Des Kabyles, de loin en loin, trottinent ou, du moins, paraissent trottiner, leurs longues jambes émergeant de part et d'autre d'un tas de colis sous lesquels se distingue à peine un âne. Des colis habillés de jambes et d'un grand chapeau haut de forme en paille, voilà la silhouette des centaines "Kabyles-ânes". 4 kilomètres : une plaque du Touring. J'en éprouve une inquiétude, mais aussi un vague ennui. Une plaque du Touring, ici ! Je suis sur la bonne route, encore 8 kilomètres. Bonne route ! Blanche, large, bordée d'arbustes par instants. Traverse plusieurs oueds desséchés. Peu à peu, la pente s'accentue, les ravins deviennent majestueux, des cactus énormes ont remplacé les arbustes. Pas d'ombre. Je passe près d'un rendez-vous d'Arabes. Salut. Cent pas plus loin, un bruit de course me fait me retourner. C'est un Arabe qui vient m'offrir des figues, cinq.

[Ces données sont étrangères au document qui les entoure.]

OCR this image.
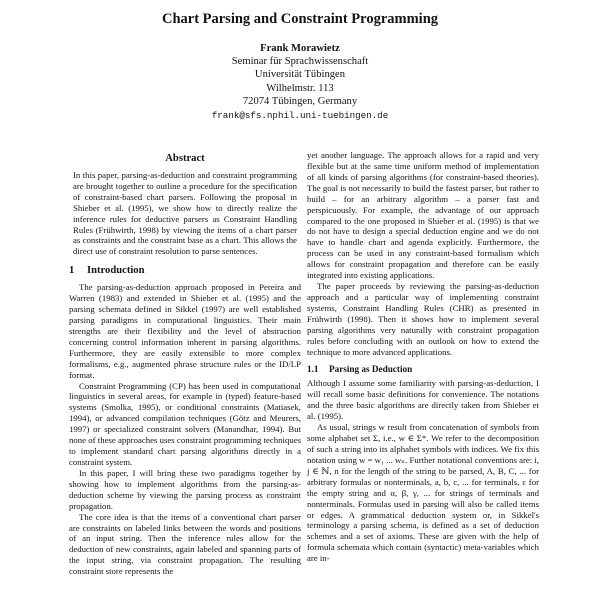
Chart Parsing and Constraint Programming
Frank Morawietz
Seminar für Sprachwissenschaft
Universität Tübingen
Wilhelmstr. 113
72074 Tübingen, Germany
frank@sfs.nphil.uni-tuebingen.de
Abstract

In this paper, parsing-as-deduction and constraint programming are brought together to outline a procedure for the specification of constraint-based chart parsers. Following the proposal in Shieber et al. (1995), we show how to directly realize the inference rules for deductive parsers as Constraint Handling Rules (Frühwirth, 1998) by viewing the items of a chart parser as constraints and the constraint base as a chart. This allows the direct use of constraint resolution to parse sentences.

1 Introduction

The parsing-as-deduction approach proposed in Pereira and Warren (1983) and extended in Shieber et al. (1995) and the parsing schemata defined in Sikkel (1997) are well established parsing paradigms in computational linguistics. Their main strengths are their flexibility and the level of abstraction concerning control information inherent in parsing algorithms. Furthermore, they are easily extensible to more complex formalisms, e.g., augmented phrase structure rules or the ID/LP format.

Constraint Programming (CP) has been used in computational linguistics in several areas, for example in (typed) feature-based systems (Smolka, 1995), or conditional constraints (Matiasek, 1994), or advanced compilation techniques (Götz and Meurers, 1997) or specialized constraint solvers (Manandhar, 1994). But none of these approaches uses constraint programming techniques to implement standard chart parsing algorithms directly in a constraint system.

In this paper, I will bring these two paradigms together by showing how to implement algorithms from the parsing-as-deduction scheme by viewing the parsing process as constraint propagation.

The core idea is that the items of a conventional chart parser are constraints on labeled links between the words and positions of an input string. Then the inference rules allow for the deduction of new constraints, again labeled and spanning parts of the input string, via constraint propagation. The resulting constraint store represents the

yet another language. The approach allows for a rapid and very flexible but at the same time uniform method of implementation of all kinds of parsing algorithms (for constraint-based theories). The goal is not necessarily to build the fastest parser, but rather to build – for an arbitrary algorithm – a parser fast and perspicuously. For example, the advantage of our approach compared to the one proposed in Shieber et al. (1995) is that we do not have to design a special deduction engine and we do not have to handle chart and agenda explicitly. Furthermore, the process can be used in any constraint-based formalism which allows for constraint propagation and therefore can be easily integrated into existing applications.

The paper proceeds by reviewing the parsing-as-deduction approach and a particular way of implementing constraint systems, Constraint Handling Rules (CHR) as presented in Frühwirth (1998). Then it shows how to implement several parsing algorithms very naturally with constraint propagation rules before concluding with an outlook on how to extend the technique to more advanced applications.

1.1 Parsing as Deduction

Although I assume some familiarity with parsing-as-deduction, I will recall some basic definitions for convenience. The notations and the three basic algorithms are directly taken from Shieber et al. (1995).

As usual, strings w result from concatenation of symbols from some alphabet set Σ, i.e., w ∈ Σ*. We refer to the decomposition of such a string into its alphabet symbols with indices. We fix this notation using w = w₁ ... wₙ. Further notational conventions are: i, j ∈ ℕ, n for the length of the string to be parsed, A, B, C, ... for arbitrary formulas or nonterminals, a, b, c, ... for terminals, ε for the empty string and α, β, γ, ... for strings of terminals and nonterminals. Formulas used in parsing will also be called items or edges. A grammatical deduction system or, in Sikkel's terminology a parsing schema, is defined as a set of deduction schemes and a set of axioms. These are given with the help of formula schemata which contain (syntactic) meta-variables which are in-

Quelques-unes sont un peu écrasées ; ses mains sont sales. Tant pis, j'ai soif. Je me régale : "Combien tes figues ?" "Ce n'est rien." - "Tiens, voilà quatre sous." - "Donne encore." - "Dis donc, tes figues sont plus chères qu'à Paris ?" - "Ce n'est pas pour les figues, c'est pour moi, du pain." C'est touchant ! Cet homme n'a rien et au fond, dans son cœur, aurait voulu me faire un cadeau. Il paraît navré d'user des constatations qu'il fait sur nos réciproques états de fortune. Ces gens sont foncièrement bons et j'ai remarqué à Alger, en maintes occasions, des manques de délicatesse à leur égard.
« Allez fous l'camp d'là . » L'arabe se retourne et d'un air résigné : « Oui Moussi, toi as raison » (celle du plus fort).
J'arrive au lieu-dit "ruisseau des singes", à gauche de la route, à 70 mètres dessous, l'oued desséché. Pendant les crues d'hiver, le mugissement du torrent doit être impressionnant. À droite, les flancs boisés de la montagne. C'est là qu'un ruisseau dégringole hâtivement. Les abords sont peuplés de singes. C'est une des trois colonies venues on ne sait d'où en Algérie. Durant tout l'après-midi, j'ai regardé mes amis les singes. Vu un exemple de sociabilité : un jeune singe aplati sur le dos d'une guenon, promenade ; tout à coup, rencontre, grimaces entre les deux singes. Ah, ah ! voilà la bagarre ! Pas du tout, le petit descend d'une des croupes et monte sur l'autre, vers des ailleurs. J'ai vu ce manège se répéter plusieurs fois. Les singes aiment leurs petits, mais semblent aimer tout autant leurs anciens petits cousins.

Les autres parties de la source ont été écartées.